The following year, he led all American trainers with $2.4 million in earnings, with a stable of mostly hard-hitting claimers and, in 1981, 30 years after he arrived in New York, he was inducted into the Racing Hall of Fame.
But that’s what you deserve after saddling an astounding 3,240 winners in the days when racing actually had seasons that began in spring and ended in late fall. His horses earned an equally impressive $47.6 million. And that was three decades ago.
A native of Cuba, Martin had the hard exterior of a working man, a small language barrier making him appear distant. It was hard to get to know him for those reasons. One of the game’s true giants, Martin was an intimidating presence, almost menacing, but nothing was further from the truth.
The one thing that Pancho Martin commanded was respect. And, as with all legendary figures, the time comes when you learn to love the man.

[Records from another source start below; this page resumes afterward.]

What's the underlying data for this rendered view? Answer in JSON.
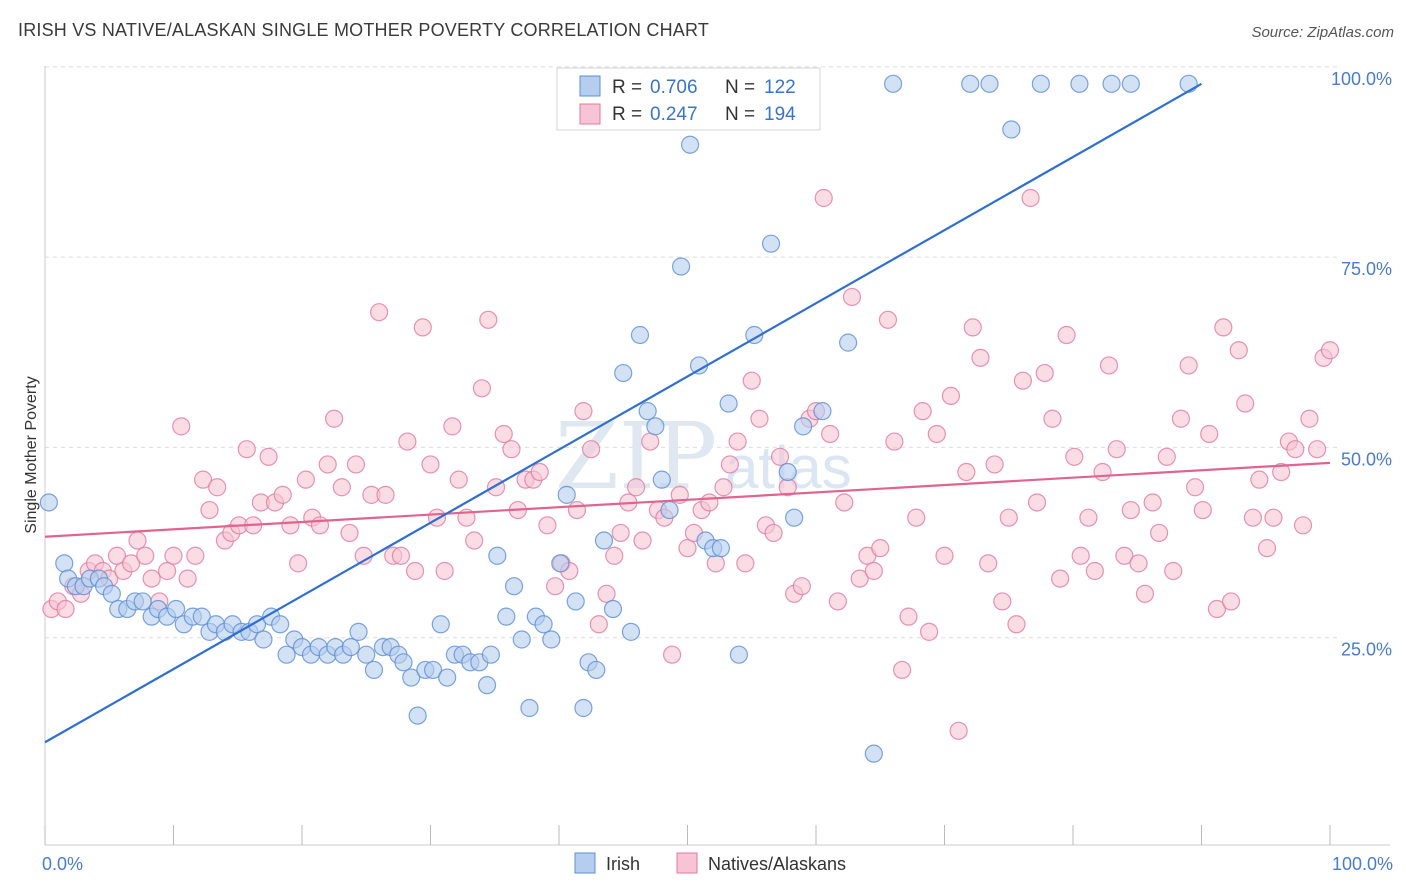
{
  "header": {
    "title": "IRISH VS NATIVE/ALASKAN SINGLE MOTHER POVERTY CORRELATION CHART",
    "source": "Source: ZipAtlas.com"
  },
  "watermark": {
    "zip": "ZIP",
    "atlas": "atlas"
  },
  "colors": {
    "irish": "#5b8fd6",
    "irish_fill": "#b5cdef",
    "natives": "#e07aa0",
    "natives_fill": "#f6c4d4",
    "grid": "#dddddd",
    "tick": "#4a7cc9"
  },
  "legend": {
    "rows": [
      {
        "r_label": "R = ",
        "r_value": "0.706",
        "n_label": "N = ",
        "n_value": "122"
      },
      {
        "r_label": "R = ",
        "r_value": "0.247",
        "n_label": "N = ",
        "n_value": "194"
      }
    ]
  },
  "bottom_legend": {
    "irish": "Irish",
    "natives": "Natives/Alaskans"
  },
  "chart_data": {
    "type": "scatter",
    "title": "IRISH VS NATIVE/ALASKAN SINGLE MOTHER POVERTY CORRELATION CHART",
    "xlabel": "",
    "ylabel": "Single Mother Poverty",
    "xlim": [
      0,
      100
    ],
    "ylim": [
      0,
      100
    ],
    "x_tick_labels": [
      "0.0%",
      "100.0%"
    ],
    "y_tick_labels": [
      "100.0%",
      "75.0%",
      "50.0%",
      "25.0%"
    ],
    "y_ticks": [
      100,
      75,
      50,
      25
    ],
    "grid": true,
    "legend_position": "top-center",
    "series": [
      {
        "name": "Irish",
        "R": 0.706,
        "N": 122,
        "trend": {
          "x": [
            0,
            90
          ],
          "y": [
            13.5,
            100
          ]
        },
        "points": [
          [
            0.3,
            45
          ],
          [
            1.5,
            37
          ],
          [
            1.8,
            35
          ],
          [
            2.4,
            34
          ],
          [
            3,
            34
          ],
          [
            3.5,
            35
          ],
          [
            4.2,
            35
          ],
          [
            4.6,
            34
          ],
          [
            5.2,
            33
          ],
          [
            5.7,
            31
          ],
          [
            6.4,
            31
          ],
          [
            7,
            32
          ],
          [
            7.6,
            32
          ],
          [
            8.3,
            30
          ],
          [
            8.8,
            31
          ],
          [
            9.5,
            30
          ],
          [
            10.2,
            31
          ],
          [
            10.8,
            29
          ],
          [
            11.5,
            30
          ],
          [
            12.2,
            30
          ],
          [
            12.8,
            28
          ],
          [
            13.3,
            29
          ],
          [
            14,
            28
          ],
          [
            14.6,
            29
          ],
          [
            15.3,
            28
          ],
          [
            15.9,
            28
          ],
          [
            16.5,
            29
          ],
          [
            17,
            27
          ],
          [
            17.6,
            30
          ],
          [
            18.3,
            29
          ],
          [
            18.8,
            25
          ],
          [
            19.4,
            27
          ],
          [
            20,
            26
          ],
          [
            20.7,
            25
          ],
          [
            21.3,
            26
          ],
          [
            22,
            25
          ],
          [
            22.6,
            26
          ],
          [
            23.2,
            25
          ],
          [
            23.8,
            26
          ],
          [
            24.4,
            28
          ],
          [
            25,
            25
          ],
          [
            25.6,
            23
          ],
          [
            26.3,
            26
          ],
          [
            26.9,
            26
          ],
          [
            27.5,
            25
          ],
          [
            27.9,
            24
          ],
          [
            28.5,
            22
          ],
          [
            29,
            17
          ],
          [
            29.6,
            23
          ],
          [
            30.2,
            23
          ],
          [
            30.8,
            29
          ],
          [
            31.3,
            22
          ],
          [
            31.9,
            25
          ],
          [
            32.5,
            25
          ],
          [
            33.1,
            24
          ],
          [
            33.8,
            24
          ],
          [
            34.4,
            21
          ],
          [
            34.7,
            25
          ],
          [
            35.2,
            38
          ],
          [
            35.9,
            30
          ],
          [
            36.5,
            34
          ],
          [
            37.1,
            27
          ],
          [
            37.7,
            18
          ],
          [
            38.2,
            30
          ],
          [
            38.8,
            29
          ],
          [
            39.4,
            27
          ],
          [
            40.1,
            37
          ],
          [
            40.6,
            46
          ],
          [
            41.3,
            32
          ],
          [
            41.9,
            18
          ],
          [
            42.3,
            24
          ],
          [
            42.9,
            23
          ],
          [
            43.5,
            40
          ],
          [
            44.2,
            31
          ],
          [
            45,
            62
          ],
          [
            45.6,
            28
          ],
          [
            46.3,
            67
          ],
          [
            46.9,
            57
          ],
          [
            47.5,
            55
          ],
          [
            48,
            48
          ],
          [
            48.6,
            44
          ],
          [
            49.5,
            76
          ],
          [
            50.2,
            92
          ],
          [
            50.9,
            63
          ],
          [
            51.4,
            40
          ],
          [
            52,
            39
          ],
          [
            52.6,
            39
          ],
          [
            53.2,
            58
          ],
          [
            54,
            25
          ],
          [
            55.2,
            67
          ],
          [
            56.5,
            79
          ],
          [
            57.8,
            49
          ],
          [
            58.3,
            43
          ],
          [
            59,
            55
          ],
          [
            60.5,
            57
          ],
          [
            62.5,
            66
          ],
          [
            64.5,
            12
          ],
          [
            66,
            100
          ],
          [
            72,
            100
          ],
          [
            73.5,
            100
          ],
          [
            75.2,
            94
          ],
          [
            77.5,
            100
          ],
          [
            80.5,
            100
          ],
          [
            83,
            100
          ],
          [
            84.5,
            100
          ],
          [
            89,
            100
          ]
        ]
      },
      {
        "name": "Natives/Alaskans",
        "R": 0.247,
        "N": 194,
        "trend": {
          "x": [
            0,
            100
          ],
          "y": [
            40.5,
            50.2
          ]
        },
        "points": [
          [
            0.5,
            31
          ],
          [
            1,
            32
          ],
          [
            1.6,
            31
          ],
          [
            2.2,
            34
          ],
          [
            2.8,
            33
          ],
          [
            3.4,
            36
          ],
          [
            3.9,
            37
          ],
          [
            4.5,
            36
          ],
          [
            5,
            35
          ],
          [
            5.6,
            38
          ],
          [
            6.1,
            36
          ],
          [
            6.7,
            37
          ],
          [
            7.2,
            40
          ],
          [
            7.8,
            38
          ],
          [
            8.3,
            35
          ],
          [
            8.9,
            32
          ],
          [
            9.5,
            36
          ],
          [
            10,
            38
          ],
          [
            10.6,
            55
          ],
          [
            11.1,
            35
          ],
          [
            11.7,
            38
          ],
          [
            12.3,
            48
          ],
          [
            12.8,
            44
          ],
          [
            13.4,
            47
          ],
          [
            14,
            40
          ],
          [
            14.5,
            41
          ],
          [
            15.1,
            42
          ],
          [
            15.7,
            52
          ],
          [
            16.2,
            42
          ],
          [
            16.8,
            45
          ],
          [
            17.4,
            51
          ],
          [
            17.9,
            45
          ],
          [
            18.5,
            46
          ],
          [
            19.1,
            42
          ],
          [
            19.7,
            37
          ],
          [
            20.3,
            48
          ],
          [
            20.8,
            43
          ],
          [
            21.4,
            42
          ],
          [
            22,
            50
          ],
          [
            22.5,
            56
          ],
          [
            23.1,
            47
          ],
          [
            23.7,
            41
          ],
          [
            24.2,
            50
          ],
          [
            24.8,
            38
          ],
          [
            25.4,
            46
          ],
          [
            26,
            70
          ],
          [
            26.5,
            46
          ],
          [
            27.1,
            38
          ],
          [
            27.7,
            38
          ],
          [
            28.2,
            53
          ],
          [
            28.8,
            36
          ],
          [
            29.4,
            68
          ],
          [
            30,
            50
          ],
          [
            30.5,
            43
          ],
          [
            31.1,
            36
          ],
          [
            31.7,
            55
          ],
          [
            32.2,
            48
          ],
          [
            32.8,
            43
          ],
          [
            33.4,
            40
          ],
          [
            34,
            60
          ],
          [
            34.5,
            69
          ],
          [
            35.1,
            47
          ],
          [
            35.7,
            54
          ],
          [
            36.3,
            52
          ],
          [
            36.8,
            44
          ],
          [
            37.4,
            48
          ],
          [
            38,
            48
          ],
          [
            38.5,
            49
          ],
          [
            39.1,
            42
          ],
          [
            39.7,
            34
          ],
          [
            40.2,
            37
          ],
          [
            40.8,
            36
          ],
          [
            41.4,
            44
          ],
          [
            41.9,
            57
          ],
          [
            42.5,
            52
          ],
          [
            43.1,
            29
          ],
          [
            43.7,
            33
          ],
          [
            44.3,
            38
          ],
          [
            44.8,
            41
          ],
          [
            45.4,
            45
          ],
          [
            46,
            47
          ],
          [
            46.5,
            40
          ],
          [
            47.1,
            53
          ],
          [
            47.7,
            44
          ],
          [
            48.2,
            43
          ],
          [
            48.8,
            25
          ],
          [
            49.4,
            46
          ],
          [
            50,
            39
          ],
          [
            50.5,
            41
          ],
          [
            51.1,
            44
          ],
          [
            51.7,
            45
          ],
          [
            52.2,
            37
          ],
          [
            52.8,
            47
          ],
          [
            53.3,
            50
          ],
          [
            53.9,
            53
          ],
          [
            54.5,
            37
          ],
          [
            55,
            61
          ],
          [
            55.6,
            56
          ],
          [
            56.1,
            42
          ],
          [
            56.7,
            41
          ],
          [
            57.2,
            51
          ],
          [
            57.8,
            47
          ],
          [
            58.3,
            33
          ],
          [
            58.9,
            34
          ],
          [
            59.5,
            56
          ],
          [
            60,
            57
          ],
          [
            60.6,
            85
          ],
          [
            61.1,
            54
          ],
          [
            61.7,
            32
          ],
          [
            62.2,
            45
          ],
          [
            62.8,
            72
          ],
          [
            63.4,
            35
          ],
          [
            64,
            38
          ],
          [
            64.5,
            36
          ],
          [
            65,
            39
          ],
          [
            65.6,
            69
          ],
          [
            66.1,
            53
          ],
          [
            66.7,
            23
          ],
          [
            67.2,
            30
          ],
          [
            67.8,
            43
          ],
          [
            68.3,
            57
          ],
          [
            68.8,
            28
          ],
          [
            69.4,
            54
          ],
          [
            70,
            38
          ],
          [
            70.5,
            59
          ],
          [
            71.1,
            15
          ],
          [
            71.7,
            49
          ],
          [
            72.2,
            68
          ],
          [
            72.8,
            64
          ],
          [
            73.4,
            37
          ],
          [
            73.9,
            50
          ],
          [
            74.5,
            32
          ],
          [
            75,
            43
          ],
          [
            75.6,
            29
          ],
          [
            76.1,
            61
          ],
          [
            76.7,
            85
          ],
          [
            77.2,
            45
          ],
          [
            77.8,
            62
          ],
          [
            78.4,
            56
          ],
          [
            79,
            35
          ],
          [
            79.5,
            67
          ],
          [
            80.1,
            51
          ],
          [
            80.6,
            38
          ],
          [
            81.2,
            43
          ],
          [
            81.7,
            36
          ],
          [
            82.3,
            49
          ],
          [
            82.8,
            63
          ],
          [
            83.4,
            52
          ],
          [
            84,
            38
          ],
          [
            84.5,
            44
          ],
          [
            85.1,
            37
          ],
          [
            85.6,
            33
          ],
          [
            86.2,
            45
          ],
          [
            86.7,
            41
          ],
          [
            87.3,
            51
          ],
          [
            87.8,
            36
          ],
          [
            88.4,
            56
          ],
          [
            89,
            63
          ],
          [
            89.5,
            47
          ],
          [
            90.1,
            44
          ],
          [
            90.6,
            54
          ],
          [
            91.2,
            31
          ],
          [
            91.7,
            68
          ],
          [
            92.3,
            32
          ],
          [
            92.9,
            65
          ],
          [
            93.4,
            58
          ],
          [
            94,
            43
          ],
          [
            94.5,
            48
          ],
          [
            95.1,
            39
          ],
          [
            95.6,
            43
          ],
          [
            96.2,
            49
          ],
          [
            96.8,
            53
          ],
          [
            97.3,
            52
          ],
          [
            97.9,
            42
          ],
          [
            98.4,
            56
          ],
          [
            99,
            52
          ],
          [
            99.5,
            64
          ],
          [
            100,
            65
          ]
        ]
      }
    ]
  }
}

“He was a real fighter,” said trainer John Parisella, 16 years Martin’s junior yet a contemporary.
“Whenever he got knocked down, he got up off the floor. I’ve been on the racetrack 41 years and it was because of men like Pancho that’s responsible for that.
“He was a true champion,” Parisella said, paused for a moment, then he said this: “And he did it the right way."
That’s the way it was for Jose Martin’s dad, Carlos Martin’s grandfather. A good thought goes out to his family. They could not have been more proud, nor had a better mentor.
BETS N' PIECES:: Rick Dutrow, a stranger neither to championships nor controversy, yesterday received what might have been a fatal blow to his career when a New York appellate court upheld a recommended ban of 10 years for repeated violations.
A statement from the NYSRWB read: "Today, the State of New York Supreme Court, Appellate Division, Third Judicial Department unanimously upheld the Racing and Wagering Board's 10-year ban and $50,000 fine of Thoroughbred trainer Rick Dutrow for repeated equine drug violations.
“…A court-ordered stay of the Board's action is in effect until Mr. Dutrow exhausts his remaining legal options. The Board is pleased with the Court's decision."
Dutrow, of course, was a deserving target for his myriad violations, proving over and over again to be his own worst enemy.
His penchant for candor did him in when, in a throwaway line during a pre-Triple Crown interview in advance of Big Brown’s attempt to make history in 2008, he mentioned the colt would not be racing on steroids in the Belmont Stakes.
The mainstream media took that ball and spiked it in the end zone. And when Big Brown was eased with more than a quarter mile left to run, Dutrow’s fate was sealed.
Dutrow was banned in Kentucky, banned in Arkansas, then banned in New York pending the appeal process which has one step remaining, should the Court of Appeals decide to hear the trainer’s case.
He has three horses entered tomorrow at Saratoga, including Baby J, the 5-2 early line favorite for the Grade 3 Schuylerville, juvenile fillies racing six furlongs.
Dutrow has developed many champions and is a well-respected horseman, allegations notwithstanding. No trainer has been under closer scrutiny in New York for the past several years yet he manages to win at a high percentage.
On its face, a “cheater” is getting what he deserves. Somehow, that doesn’t put a smile on my face.
WHEN JOHNNY COMES RIDING HOME AGAIN, HURRAH: But not for another week. It is the eve of American racing’s biggest and best race meet and I’m missing Velazquez already.
John Velazquez has already stated it will be impossible for him to defend last year’s riding title and is resigned to the fact that when he does return, it will be on a limited basis until back at full strength.
But knowing his competitive nature and the strength of this year’s jockey colony, the deepest talent pool in recent memory, you know it is galling for him to be grounded opening day and for another seven or 10 to follow.
The good news is that Velazquez will have plenty of time to polish up his Hall of Fame acceptance speech, August 10th.